Asters are the perfect solution for a color-challenged fall garden.
They fill the gap created by the decline of summer-blooming annuals and perennials. They are also suitable companions to other fabulous fall-blooming annuals and perennials like goldenrod, pansies, mums, ornamental cabbage and sedum.
The flowers of asters are star-shaped with rayed petals surrounding a golden yellow disk. Most asters bloom in shades of purple, pink, lavender or white from early September through October. Many different species of butterflies and honey bees are attracted to their nectar.
Asters are available in a variety of heights so there is a cultivar perfect for every garden. Shorter types, like the wood asters, are ideal for the front of the border; taller varieties, like some of the New England asters, are best suited toward the back. Mid-sized asters in the 18- to 24-inch range belong somewhere in between.
Asters are also good candidates for container gardens helping turn summer-worn plantings into fresh fall displays.

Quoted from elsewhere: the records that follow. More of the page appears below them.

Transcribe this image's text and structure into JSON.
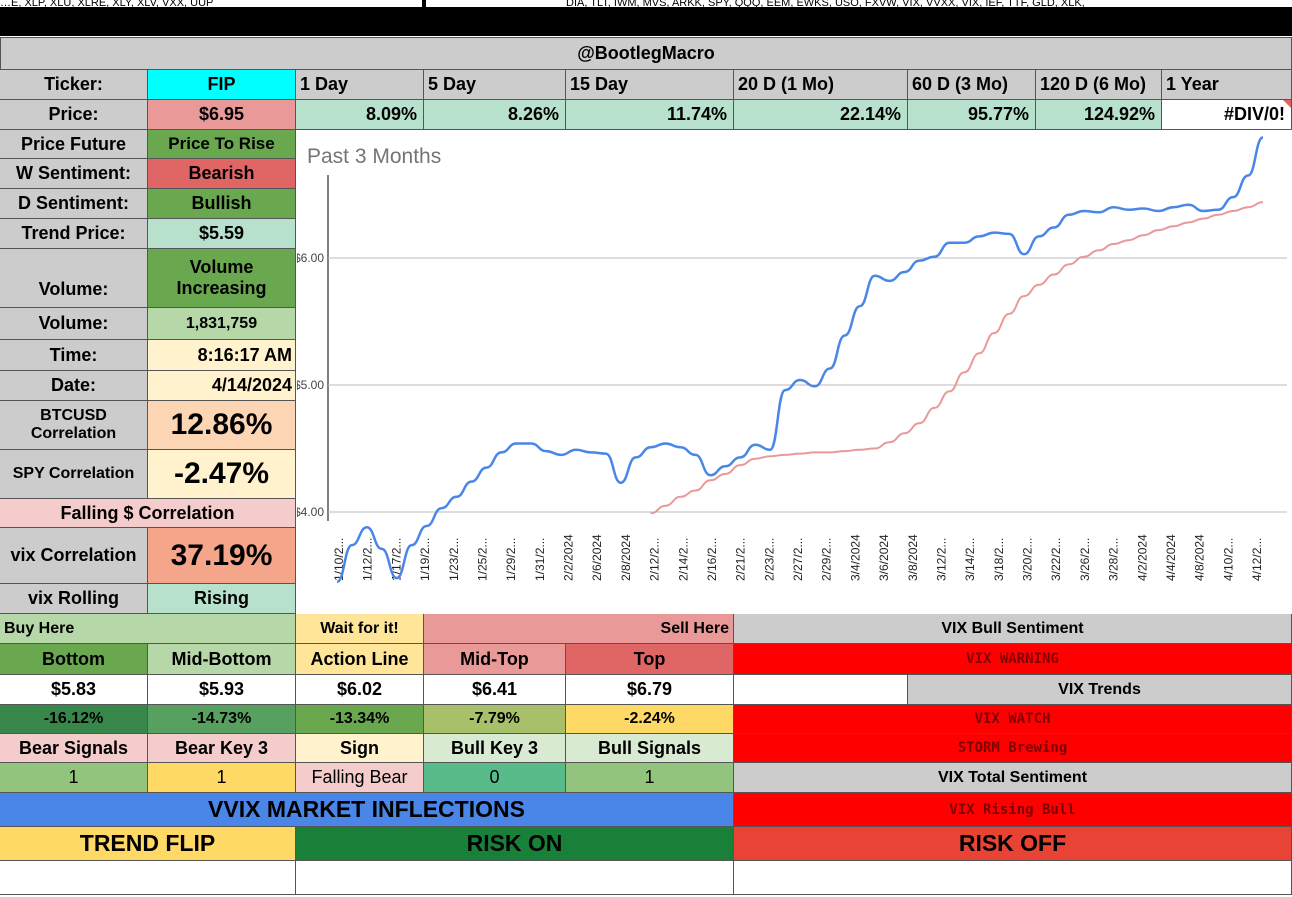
{
  "top_strip": {
    "left_text": "…E, XLP, XLU, XLRE, XLY, XLV, VXX, UUP",
    "right_text": "DIA, TLT, IWM, MVS, ARKK, SPY, QQQ, EEM, EWKS, USO, FXVW, VIX, VVXX, VIX, IEF, TTF, GLD, XLK,"
  },
  "header": {
    "title": "@BootlegMacro"
  },
  "ticker": {
    "label": "Ticker:",
    "value": "FIP"
  },
  "periods": {
    "labels": [
      "1 Day",
      "5 Day",
      "15 Day",
      "20 D (1 Mo)",
      "60 D (3 Mo)",
      "120 D (6 Mo)",
      "1 Year"
    ],
    "values": [
      "8.09%",
      "8.26%",
      "11.74%",
      "22.14%",
      "95.77%",
      "124.92%",
      "#DIV/0!"
    ]
  },
  "price": {
    "label": "Price:",
    "value": "$6.95"
  },
  "stats": {
    "price_future": {
      "label": "Price Future",
      "value": "Price To Rise"
    },
    "w_sentiment": {
      "label": "W Sentiment:",
      "value": "Bearish"
    },
    "d_sentiment": {
      "label": "D Sentiment:",
      "value": "Bullish"
    },
    "trend_price": {
      "label": "Trend Price:",
      "value": "$5.59"
    },
    "volume_trend": {
      "label": "Volume:",
      "value": "Volume Increasing"
    },
    "volume": {
      "label": "Volume:",
      "value": "1,831,759"
    },
    "time": {
      "label": "Time:",
      "value": "8:16:17 AM"
    },
    "date": {
      "label": "Date:",
      "value": "4/14/2024"
    },
    "btc_corr": {
      "label": "BTCUSD Correlation",
      "value": "12.86%"
    },
    "spy_corr": {
      "label": "SPY Correlation",
      "value": "-2.47%"
    },
    "falling_corr": {
      "label": "Falling $ Correlation"
    },
    "vix_corr": {
      "label": "vix Correlation",
      "value": "37.19%"
    },
    "vix_rolling": {
      "label": "vix Rolling",
      "value": "Rising"
    }
  },
  "chart_data": {
    "type": "line",
    "title": "Past 3 Months",
    "y_ticks": [
      "$4.00",
      "$5.00",
      "$6.00"
    ],
    "y_range": [
      3.41,
      7.0
    ],
    "x_labels": [
      "1/10/2...",
      "1/12/2...",
      "1/17/2...",
      "1/19/2...",
      "1/23/2...",
      "1/25/2...",
      "1/29/2...",
      "1/31/2...",
      "2/2/2024",
      "2/6/2024",
      "2/8/2024",
      "2/12/2...",
      "2/14/2...",
      "2/16/2...",
      "2/21/2...",
      "2/23/2...",
      "2/27/2...",
      "2/29/2...",
      "3/4/2024",
      "3/6/2024",
      "3/8/2024",
      "3/12/2...",
      "3/14/2...",
      "3/18/2...",
      "3/20/2...",
      "3/22/2...",
      "3/26/2...",
      "3/28/2...",
      "4/2/2024",
      "4/4/2024",
      "4/8/2024",
      "4/10/2...",
      "4/12/2..."
    ],
    "series": [
      {
        "name": "Price",
        "color": "#4a86e8",
        "values": [
          3.45,
          3.74,
          3.88,
          3.71,
          3.48,
          3.74,
          3.89,
          4.03,
          4.12,
          4.24,
          4.35,
          4.47,
          4.54,
          4.54,
          4.48,
          4.45,
          4.49,
          4.47,
          4.46,
          4.23,
          4.43,
          4.51,
          4.54,
          4.51,
          4.45,
          4.29,
          4.36,
          4.43,
          4.53,
          4.49,
          4.96,
          5.04,
          4.99,
          5.13,
          5.39,
          5.62,
          5.86,
          5.82,
          5.89,
          5.98,
          6.01,
          6.12,
          6.12,
          6.17,
          6.2,
          6.19,
          6.03,
          6.17,
          6.24,
          6.34,
          6.37,
          6.36,
          6.4,
          6.38,
          6.39,
          6.37,
          6.4,
          6.42,
          6.37,
          6.38,
          6.48,
          6.65,
          6.95
        ]
      },
      {
        "name": "Trend",
        "color": "#ea9999",
        "values": [
          null,
          null,
          null,
          null,
          null,
          null,
          null,
          null,
          null,
          null,
          null,
          null,
          null,
          null,
          null,
          null,
          null,
          null,
          null,
          null,
          null,
          3.99,
          4.05,
          4.12,
          4.17,
          4.25,
          4.3,
          4.37,
          4.42,
          4.44,
          4.45,
          4.46,
          4.47,
          4.47,
          4.48,
          4.49,
          4.5,
          4.55,
          4.62,
          4.7,
          4.82,
          4.95,
          5.1,
          5.25,
          5.41,
          5.56,
          5.7,
          5.79,
          5.87,
          5.95,
          6.01,
          6.06,
          6.11,
          6.14,
          6.18,
          6.22,
          6.25,
          6.28,
          6.31,
          6.34,
          6.37,
          6.4,
          6.44
        ]
      }
    ]
  },
  "signals": {
    "buy_here": "Buy Here",
    "wait": "Wait for it!",
    "sell_here": "Sell Here",
    "levels": [
      {
        "name": "Bottom",
        "price": "$5.83",
        "pct": "-16.12%"
      },
      {
        "name": "Mid-Bottom",
        "price": "$5.93",
        "pct": "-14.73%"
      },
      {
        "name": "Action Line",
        "price": "$6.02",
        "pct": "-13.34%"
      },
      {
        "name": "Mid-Top",
        "price": "$6.41",
        "pct": "-7.79%"
      },
      {
        "name": "Top",
        "price": "$6.79",
        "pct": "-2.24%"
      }
    ],
    "signal_headers": [
      "Bear Signals",
      "Bear Key 3",
      "Sign",
      "Bull Key 3",
      "Bull Signals"
    ],
    "signal_values": [
      "1",
      "1",
      "Falling Bear",
      "0",
      "1"
    ]
  },
  "vix": {
    "bull_sentiment_title": "VIX Bull Sentiment",
    "warning": "VIX WARNING",
    "trends_title": "VIX Trends",
    "watch": "VIX WATCH",
    "storm": "STORM Brewing",
    "total_title": "VIX Total Sentiment",
    "rising_bull": "VIX Rising Bull"
  },
  "inflections": {
    "title": "VVIX MARKET INFLECTIONS",
    "trend_flip": "TREND FLIP",
    "risk_on": "RISK ON",
    "risk_off": "RISK OFF"
  },
  "colors": {
    "gray": "#cccccc",
    "cyan": "#00ffff",
    "green_dark": "#6aa84f",
    "green_light": "#b7e1cd",
    "red_light": "#ea9999",
    "red_mid": "#e06666",
    "red_bright": "#ff0000",
    "yellow_light": "#fff2cc",
    "blue_banner": "#4a86e8",
    "risk_green": "#188038",
    "risk_red": "#e84334",
    "trend_yellow": "#ffd966"
  }
}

Needing little special care, asters only ask that they are planted in full sun or light shade in moist, but well-drained soil. Give them their space when planting -- good air circulation will reduce the chance of fungal diseases like powdery mildew. Shorter varieties should be at least 18 inches apart; taller varieties up to 3 feet apart.
To keep taller types a little shorter and the foliage denser, prune them back twice beginning in early spring. Simply pinch stems back a few inches. Or you can shear the entire plant by half once later in spring. But no more pinching or shearing after early July -- the plants need time to set flower buds.
Divide asters every few years in spring to maintain overall plant vigor and form. Transplant the sections from the perimeter of the plants; discard the aged centers.
New England asters
Generally tall varieties reaching 2 to 4 feet tall, New England asters grow natively in open fields. They perform best in full sun. Alma Potschke boasts bright rosy-pink flowers on 3- to 4-foot stems. Partner it with Arkansas Amsonia and one of the new, shorter goldenrod varieties like Goldrush -- a beautiful late summer and fall display.
The ever-popular Purple Dome is a shorter variety barely reaching 2 feet, but it makes up for its lack of height with blazing purple flowers -- a vivid color easily mixed into the fall border with smaller ornamental grasses, sedum and coneflowers.
New York asters
Alert stops traffic with its rich violet-red flowers with bright yellow centers. This compact 12- to 15-inch tall aster is spectacular planted beside Fireworks goldenrod.
Celeste sports masses of dark lavender flowers on plants growing 18 to 24 inches tall; Peter III grows up to 18 inches tall and features lavender-blue blooms; and Puff shows off white flowers on slightly taller plants.
Descendants of New York asters, the Wood's series offers small types that easily fit in the front of the border or in container gardens. Their dark green foliage has better disease resistance than their predecessors, and there are cultivars available in pink, light blue and white. No taller than a foot, they are lovely planted with ornamental cabbage and pansies.
Wood asters, botanically known as Aster divaricatus and not to be confused with the Wood's series, are a great choice for shade gardeners. They grow about 2 feet tall and brighten up the late summer and fall border with tiny, white daisy-like flowers. Combine it with other shade lovers like coral bells and hostas.
Aster oblongifolius, a North American native, forms a mound of aromatic foliage and lavender-blue flowers appear in September and October.
Raydon's Favorite reaches 3 feet tall. Plant it near Dallas Blues switch grass. The color of the flowers complements the blue blades of the ornamental grass -- lovely. Edge this pair with lamb's ears -- now it's stunning!
My favorite is not a native, but I love Jindai -- a Tartarian aster originating in Mongolia. It has huge basal leaves and can grow up to 5 feet tall, although in my garden it stays closer to 3 feet. Its stiff stems never need staking and it colonizes by rhizomes. Not for a small space, it spreads to form a magnificent, weed-inhibiting stand of lavender blue flowers in late September and October. Jindai is a butterfly magnet.
Don't surrender your beds and borders to a dull, drab autumn. Plant perennial asters and celebrate the color in your fall landscape.